Among the many theories about what a large, upright, fur-covered creature seen in various sizes and setting around the world might be, one that doesn’t get much attention is the idea that Bigfoot/Yeti/Sasquatch might be a giant sloth. Extinct for far less time than Gigantopithecus, the giant ape also considered to be a possibility, belief in the non-extinction of one or more “Oreomylodon wegneri” in deep hiding doesn’t get as much airplay. Perhaps it will now, as paleontologists working in Ecuador have uncovered remains of what they’ve determined to be a new species of the ‘South American Yeti' or Bigfoot that adapted to mountain living. Could it have adapted well enough to live until today?
"This new species has previously unknown characteristics, especially in its wide snout, adapted so that this animal can withstand the low temperatures and the mountain climate.”
In a press release by AgenciaCTys, the Institute of media for the National University of La Matanza in Argentina, Dr. Luciano Brambilla, a researcher at the Centre for Interdisciplinary Studies at the University of Rosario (Argentina) and CONICET (National Council for Scientific and Technical Research), announced the recent discovery of numerous skulls across central and northern Ecuador, along with bones that enabled researchers to assemble a complete body of this new form of giant sloth that conceivably crossed paths with humans before going extinct 10,000 years ago. Or did they? (Video here.) (Photos here.)

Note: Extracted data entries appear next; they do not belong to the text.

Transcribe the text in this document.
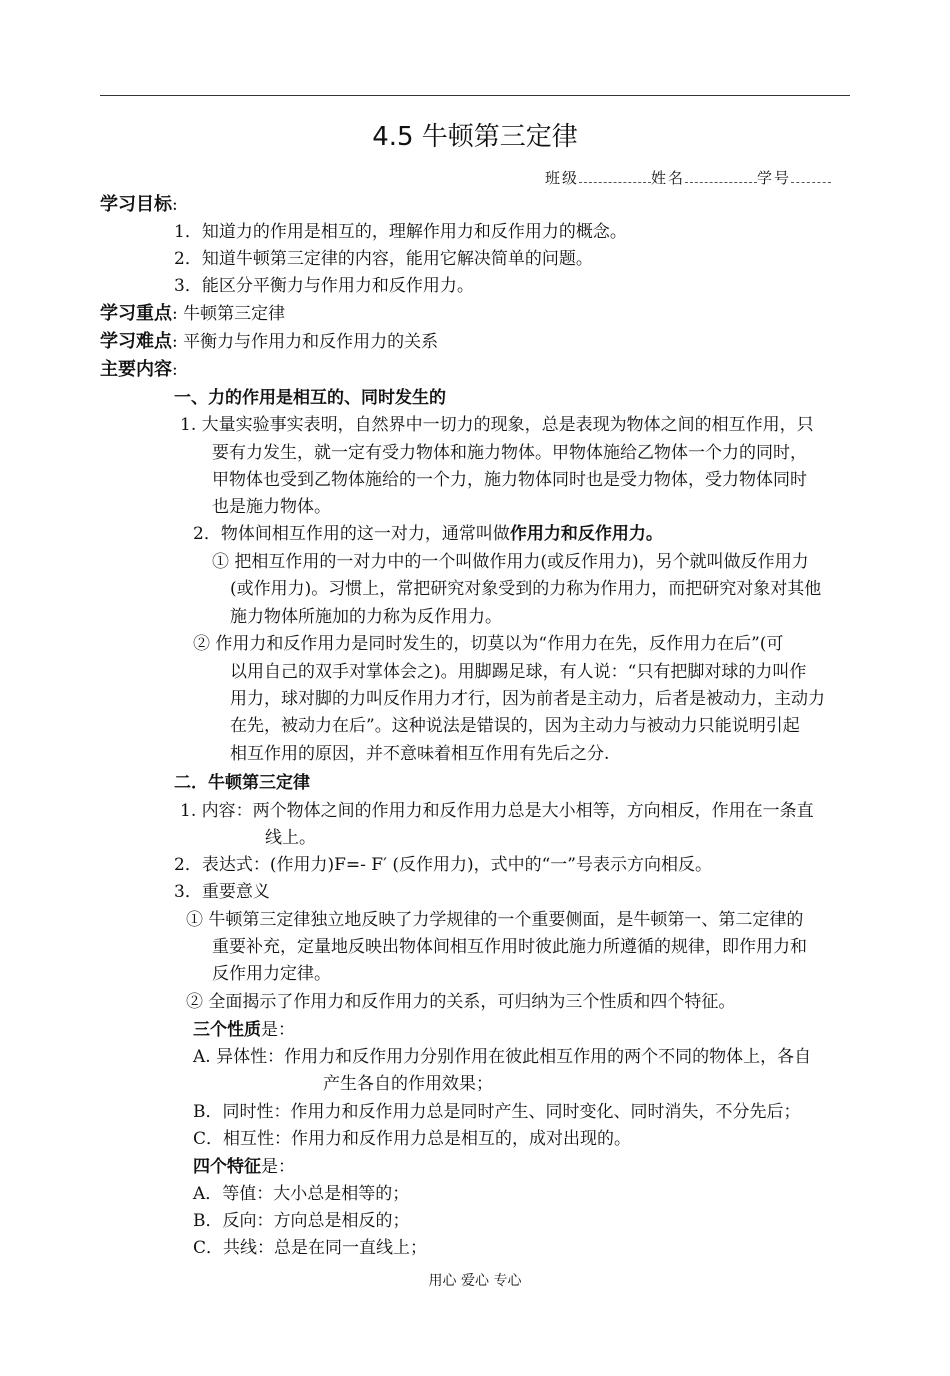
4.5 牛顿第三定律
班级	姓名	学号
学习目标:
1．知道力的作用是相互的，理解作用力和反作用力的概念。
2．知道牛顿第三定律的内容，能用它解决简单的问题。
3．能区分平衡力与作用力和反作用力。
学习重点: 牛顿第三定律
学习难点: 平衡力与作用力和反作用力的关系
主要内容:
一、力的作用是相互的、同时发生的
1. 大量实验事实表明，自然界中一切力的现象，总是表现为物体之间的相互作用，只
要有力发生，就一定有受力物体和施力物体。甲物体施给乙物体一个力的同时，
甲物体也受到乙物体施给的一个力，施力物体同时也是受力物体，受力物体同时
也是施力物体。
2．物体间相互作用的这一对力，通常叫做作用力和反作用力。
① 把相互作用的一对力中的一个叫做作用力(或反作用力)，另个就叫做反作用力
(或作用力)。习惯上，常把研究对象受到的力称为作用力，而把研究对象对其他
施力物体所施加的力称为反作用力。
② 作用力和反作用力是同时发生的，切莫以为“作用力在先，反作用力在后”(可
以用自己的双手对掌体会之)。用脚踢足球，有人说：“只有把脚对球的力叫作
用力，球对脚的力叫反作用力才行，因为前者是主动力，后者是被动力，主动力
在先，被动力在后”。这种说法是错误的，因为主动力与被动力只能说明引起
相互作用的原因，并不意味着相互作用有先后之分.
二．牛顿第三定律
1. 内容：两个物体之间的作用力和反作用力总是大小相等，方向相反，作用在一条直
线上。
2．表达式：(作用力)F=- F′ (反作用力)，式中的“一”号表示方向相反。
3．重要意义
① 牛顿第三定律独立地反映了力学规律的一个重要侧面，是牛顿第一、第二定律的
重要补充，定量地反映出物体间相互作用时彼此施力所遵循的规律，即作用力和
反作用力定律。
② 全面揭示了作用力和反作用力的关系，可归纳为三个性质和四个特征。
三个性质是：
A. 异体性：作用力和反作用力分别作用在彼此相互作用的两个不同的物体上，各自
产生各自的作用效果；
B．同时性：作用力和反作用力总是同时产生、同时变化、同时消失，不分先后；
C．相互性：作用力和反作用力总是相互的，成对出现的。
四个特征是：
A．等值：大小总是相等的；
B．反向：方向总是相反的；
C．共线：总是在同一直线上；
用心 爱心 专心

There have been reports over the years of a creature living in Guyana called the Didi – enough that an expedition by the U.K.’s Center for Fortean Zoology mounted an expedition in 2007. They heard many accounts of fur-covered humanoids, but the descriptions and reports of usage of tools led them away from the sloth towards an ape-like creature. No concrete evidence was found. Research into giant sloths in Patagonia found strong evidence that the creatures lived at the same time as humans and may have been hunted into extinction by them – with help from climate change. Specifically, a warmer climate allowed humans to hunt for longer periods and kill more giant sloths who were being driven from their hiding places by changes in foliage caused by climate change. Did the creatures in Guyana manage to survive humans AND climate change?
"The finding of three examples in the same place makes us think that these animals lived in herds, a completely new fact for all terrestrial sloths."
Dr. Román Carrión, lead author of the study published in the Journal of Vertebrate Paleontology, reveals the new data which could explain alleged recent sightings. Living in groups, something new in giant sloths, could have helped them resist humans by group cooperation (then again, look what that did for the American bison), while the skulls show a unique wider snout that evolved to help them breath in more air and moisten its dryness. Was that enough to allow them to survive in areas humans could not? Could it have allowed them to escape saber-tooth tigers and other predators?
The new research is proof of the existence 10,000 years ago of the Oreomylodon wegneri. Does it prove that this is the South American Yeti? That would thrill cryptozoologists, not to mention those wondering anything will help humans and animals survive climate change.